Reference Guide for l2ss-py¶
l2ss-py¶
develop:
.. image:: https://github.com/podaac/l2ss-py/actions/workflows/build-pipeline.yml/badge.svg?branch=develop&event=push
- target
https://github.com/podaac/l2ss-py/actions/workflows/build-pipeline.yml
- alt
Develop Build
main:
.. image:: https://github.com/podaac/l2ss-py/actions/workflows/build-pipeline.yml/badge.svg?branch=main&event=push
- target
https://github.com/podaac/l2ss-py/actions/workflows/build-pipeline.yml
- alt
Main Build
Harmony service for subsetting L2 data. l2ss-py supports:
Spatial subsetting
Bounding box
Shapefile subsetting
GeoJSON subsetting
Temporal subsetting
Variable subsetting
If you would like to contribute to l2ss-py, refer to the contribution document.
How to test l2ss-py locally¶
Unit tests¶
There are comprehensive unit tests for l2ss-py. The tests can be run as follows:
poetry run pytest -m "not aws and not integration" tests/
You can generate coverage reports as follows:
poetry run pytest --junitxml=build/reports/pytest.xml --cov=podaac/ --cov-report=html -m "not aws and not integration" tests/
l2ss-py script¶
You can run l2ss-py on a single granule without using Harmony. In order to run this, the l2ss-py package must be installed in your current Python interpreter
$ l2ss-py --help
usage: run_subsetter.py [-h] [--bbox BBOX BBOX BBOX BBOX]

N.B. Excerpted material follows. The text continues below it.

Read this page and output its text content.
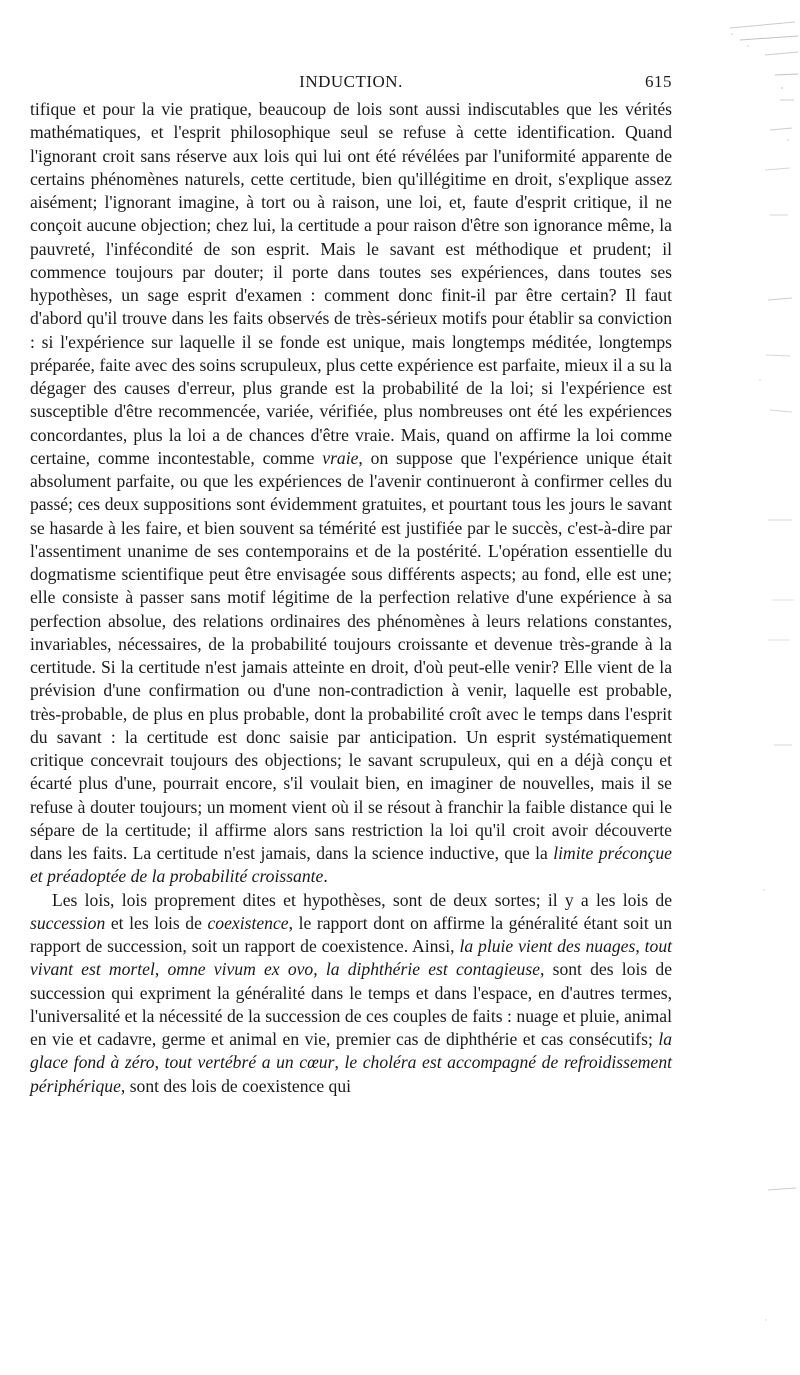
INDUCTION.	615

tifique et pour la vie pratique, beaucoup de lois sont aussi indiscutables que les vérités mathématiques, et l'esprit philosophique seul se refuse à cette identification. Quand l'ignorant croit sans réserve aux lois qui lui ont été révélées par l'uniformité apparente de certains phénomènes naturels, cette certitude, bien qu'illégitime en droit, s'explique assez aisément; l'ignorant imagine, à tort ou à raison, une loi, et, faute d'esprit critique, il ne conçoit aucune objection; chez lui, la certitude a pour raison d'être son ignorance même, la pauvreté, l'infécondité de son esprit. Mais le savant est méthodique et prudent; il commence toujours par douter; il porte dans toutes ses expériences, dans toutes ses hypothèses, un sage esprit d'examen : comment donc finit-il par être certain? Il faut d'abord qu'il trouve dans les faits observés de très-sérieux motifs pour établir sa conviction : si l'expérience sur laquelle il se fonde est unique, mais longtemps méditée, longtemps préparée, faite avec des soins scrupuleux, plus cette expérience est parfaite, mieux il a su la dégager des causes d'erreur, plus grande est la probabilité de la loi; si l'expérience est susceptible d'être recommencée, variée, vérifiée, plus nombreuses ont été les expériences concordantes, plus la loi a de chances d'être vraie. Mais, quand on affirme la loi comme certaine, comme incontestable, comme vraie, on suppose que l'expérience unique était absolument parfaite, ou que les expériences de l'avenir continueront à confirmer celles du passé; ces deux suppositions sont évidemment gratuites, et pourtant tous les jours le savant se hasarde à les faire, et bien souvent sa témérité est justifiée par le succès, c'est-à-dire par l'assentiment unanime de ses contemporains et de la postérité. L'opération essentielle du dogmatisme scientifique peut être envisagée sous différents aspects; au fond, elle est une; elle consiste à passer sans motif légitime de la perfection relative d'une expérience à sa perfection absolue, des relations ordinaires des phénomènes à leurs relations constantes, invariables, nécessaires, de la probabilité toujours croissante et devenue très-grande à la certitude. Si la certitude n'est jamais atteinte en droit, d'où peut-elle venir? Elle vient de la prévision d'une confirmation ou d'une non-contradiction à venir, laquelle est probable, très-probable, de plus en plus probable, dont la probabilité croît avec le temps dans l'esprit du savant : la certitude est donc saisie par anticipation. Un esprit systématiquement critique concevrait toujours des objections; le savant scrupuleux, qui en a déjà conçu et écarté plus d'une, pourrait encore, s'il voulait bien, en imaginer de nouvelles, mais il se refuse à douter toujours; un moment vient où il se résout à franchir la faible distance qui le sépare de la certitude; il affirme alors sans restriction la loi qu'il croit avoir découverte dans les faits. La certitude n'est jamais, dans la science inductive, que la limite préconçue et préadoptée de la probabilité croissante.

Les lois, lois proprement dites et hypothèses, sont de deux sortes; il y a les lois de succession et les lois de coexistence, le rapport dont on affirme la généralité étant soit un rapport de succession, soit un rapport de coexistence. Ainsi, la pluie vient des nuages, tout vivant est mortel, omne vivum ex ovo, la diphthérie est contagieuse, sont des lois de succession qui expriment la généralité dans le temps et dans l'espace, en d'autres termes, l'universalité et la nécessité de la succession de ces couples de faits : nuage et pluie, animal en vie et cadavre, germe et animal en vie, premier cas de diphthérie et cas consécutifs; la glace fond à zéro, tout vertébré a un cœur, le choléra est accompagné de refroidissement périphérique, sont des lois de coexistence qui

[--variables VARIABLES [VARIABLES ...]]
[--min-time MIN_TIME] [--max-time MAX_TIME] [--cut]
input_file output_file
Run l2ss-py
positional arguments:
input_file File to subset
output_file Output file
optional arguments:
-h, --help show this help message and exit
--bbox BBOX BBOX BBOX BBOX
Bounding box in the form min_lon min_lat max_lon
max_lat
--variables VARIABLES [VARIABLES ...]
Variables, only include if variable subset is desired.
Should be a space separated list of variable names
e.g. sst wind_dir sst_error ...
--min-time MIN_TIME Min time. Should be ISO-8601 format. Only include if
temporal subset is desired.
--max-time MAX_TIME Max time. Should be ISO-8601 format. Only include if
temporal subset is desired.
--cut If provided, scanline will be cut
--shapefile SHAPEFILE
Path to either shapefile or geojson file used to subset the provided input granule
For example:
l2ss-py /path/to/input.nc /path/to/output.nc --bbox -50 -10 50 10 --variables wind_speed wind_dir ice_age time --min-time '2015-07-02T09:00:00' --max-time '2015-07-02T10:00:00' --cut
An addition to providing a bounding box, spatial subsetting can be achieved by passing in a shapefile or a geojson file.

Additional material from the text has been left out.